Z najnowszego raportu ACI Worldwide i GlobalData wynika, że w 2020 roku przetworzono ponad 70,3 mld transakcji płatności w czasie rzeczywistym, co oznacza wzrost o 41 proc. r/r. Z 25,5 mld transakcji płatności w czasie rzeczywistym niekwestionowanym liderem są Indie. Podium uzupełniają Chiny (15,7 mld transakcji) i Korea Południowa (6 mld). W czołówce znajdują się też Tajlandia (5,2 mld), Wielka Brytania (2,8 mld), Nigeria (1,9 mld) i Japonia (1,7 mld). Szybko rośnie liczba transakcji w czasie rzeczywistym w Brazylii (1,3 mld i wzrost o 58 proc. r/r)
Do krajów najszybciej rozwijających się w zakresie płatności w czasie rzeczywistym zalicza się Chorwację z oczekiwaną roczną stopą wzrostu na poziomie 374,4 proc. w latach 2020–2025, Kolumbię (112,7 proc.), Malezję (83,9 proc.), Peru (74,4 proc.) i Finlandię (71,4 proc.)
Regionem o najwyższym wzroście (CAGR 2020–2025) będzie Ameryka Północna (36,5 proc.), ponieważ zarówno Kanada, jak i Stany Zjednoczone modernizują systemy czasu rzeczywistego (RTR i FedNow).
– Kraje posiadające już rozbudowaną infrastrukturę płatności cyfrowych radziły sobie lepiej z ograniczaniem negatywnych skutków ekonomicznych pandemii niż te, które jej nie mają. Płatności w czasie rzeczywistym umożliwiły rządom i instytucjom finansowym przyspieszenie bardzo potrzebnych i oczekiwanych dopłat oraz wypłat środków z tytułu tarcz pomocowych dla obywateli. Umożliwiły również zachowanie płynności finansowej firmom, które musiały dostosować się do zakłóconych łańcuchów dostaw
Ponieważ miliony ludzi na całym świecie zmieniły sposób, w jaki pracują, robią zakupy i płacą, adaptacja portfela mobilnego wzrosła do historycznego poziomu 46 proc. w 2020 roku. Dla porównania w 2019 roku było to 40,6 proc. i 18,9 proc. w 2018 roku.

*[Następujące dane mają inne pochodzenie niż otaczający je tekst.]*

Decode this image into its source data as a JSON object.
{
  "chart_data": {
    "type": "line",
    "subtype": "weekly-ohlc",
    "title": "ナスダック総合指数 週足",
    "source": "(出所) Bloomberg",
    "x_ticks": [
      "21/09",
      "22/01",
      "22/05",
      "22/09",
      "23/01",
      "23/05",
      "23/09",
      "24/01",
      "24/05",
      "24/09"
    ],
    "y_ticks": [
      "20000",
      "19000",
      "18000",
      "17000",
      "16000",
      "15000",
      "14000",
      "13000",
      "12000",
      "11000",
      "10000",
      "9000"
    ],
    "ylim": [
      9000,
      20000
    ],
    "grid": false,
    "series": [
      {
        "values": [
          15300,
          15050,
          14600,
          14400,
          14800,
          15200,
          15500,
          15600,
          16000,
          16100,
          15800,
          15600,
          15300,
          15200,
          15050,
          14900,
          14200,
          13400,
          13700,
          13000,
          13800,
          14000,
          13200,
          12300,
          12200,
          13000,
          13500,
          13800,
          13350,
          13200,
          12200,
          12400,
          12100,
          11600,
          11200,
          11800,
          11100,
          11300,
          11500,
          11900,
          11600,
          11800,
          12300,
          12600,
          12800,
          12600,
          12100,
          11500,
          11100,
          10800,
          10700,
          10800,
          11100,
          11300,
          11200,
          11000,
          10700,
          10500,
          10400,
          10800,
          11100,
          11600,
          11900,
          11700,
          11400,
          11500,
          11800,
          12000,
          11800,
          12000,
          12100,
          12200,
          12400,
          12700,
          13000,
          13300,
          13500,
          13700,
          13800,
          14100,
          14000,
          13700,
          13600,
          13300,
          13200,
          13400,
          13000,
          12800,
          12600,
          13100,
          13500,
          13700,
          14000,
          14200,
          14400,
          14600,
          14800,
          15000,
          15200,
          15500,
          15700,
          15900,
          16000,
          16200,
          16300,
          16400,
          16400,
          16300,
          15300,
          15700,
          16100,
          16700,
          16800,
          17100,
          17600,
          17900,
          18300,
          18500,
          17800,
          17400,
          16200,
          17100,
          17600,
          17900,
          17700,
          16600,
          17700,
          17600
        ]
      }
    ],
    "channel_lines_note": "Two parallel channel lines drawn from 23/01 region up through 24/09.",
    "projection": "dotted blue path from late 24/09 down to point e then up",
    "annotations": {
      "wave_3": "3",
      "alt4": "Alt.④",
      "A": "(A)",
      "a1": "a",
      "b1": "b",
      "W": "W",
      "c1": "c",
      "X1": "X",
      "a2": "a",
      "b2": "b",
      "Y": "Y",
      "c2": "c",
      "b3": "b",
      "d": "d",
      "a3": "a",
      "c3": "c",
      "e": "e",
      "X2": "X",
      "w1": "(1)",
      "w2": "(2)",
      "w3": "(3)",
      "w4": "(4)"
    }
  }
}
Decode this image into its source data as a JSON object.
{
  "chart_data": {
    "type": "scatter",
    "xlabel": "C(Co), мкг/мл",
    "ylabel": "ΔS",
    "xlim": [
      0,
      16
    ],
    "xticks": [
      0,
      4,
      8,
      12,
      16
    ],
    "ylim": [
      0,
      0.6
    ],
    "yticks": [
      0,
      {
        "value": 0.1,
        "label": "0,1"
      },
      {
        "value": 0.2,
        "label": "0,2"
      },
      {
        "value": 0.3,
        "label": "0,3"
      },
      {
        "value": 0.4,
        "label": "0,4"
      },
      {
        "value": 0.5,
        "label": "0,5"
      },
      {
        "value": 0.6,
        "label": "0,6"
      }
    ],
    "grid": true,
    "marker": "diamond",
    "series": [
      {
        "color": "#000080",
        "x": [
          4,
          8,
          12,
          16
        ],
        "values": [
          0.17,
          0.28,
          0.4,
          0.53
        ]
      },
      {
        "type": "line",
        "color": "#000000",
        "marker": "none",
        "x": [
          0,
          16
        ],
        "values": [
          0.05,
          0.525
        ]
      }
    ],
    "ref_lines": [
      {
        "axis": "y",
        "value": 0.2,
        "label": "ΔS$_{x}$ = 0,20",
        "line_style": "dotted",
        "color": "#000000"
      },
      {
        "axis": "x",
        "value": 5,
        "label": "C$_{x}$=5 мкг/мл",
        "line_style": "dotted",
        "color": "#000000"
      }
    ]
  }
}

– Płatności w czasie rzeczywistym globalnie wciąż znajdują się w początkowej fazie rozwoju. W wielu krajach koncentrują się głównie na oczywistym przypadku użycia płatności P2P – wskazuje Samuel Murrant, główny analityk ds. płatności w GlobalData. – Pandemia dała możliwość przyspieszenia ścieżki wzrostu dla tych instrumentów.
Udział w czasie rzeczywistym globalnych transakcji elektronicznych w 2020 roku wyniósł 9,8 proc., przy 7,6 proc. w 2019 roku. Przewiduje się, że do 2025 roku wzrośnie do 17,4 proc.
Znacząco wzrosła również wartość transakcji w czasie rzeczywistym – z 69 bln dol. do 92 bln dol. w ciągu roku (wzrost o 32,8 proc. od 2019 roku). Do 2025 roku średnioroczny wzrost wyniesie 12 proc.
– Gdy konsumenci przyzwyczają się do szybkości rozliczania płatności P2P w czasie rzeczywistym, w naturalny sposób przejdą do korzystania z nich w handlu elektronicznym, porzucając stosunkowo wolniejszy i mniej wygodny proces korzystania z kart płatniczych. Stąd już tylko krok do przejścia do szybkich płatności w sklepach – wskazuje Samuel Murrant.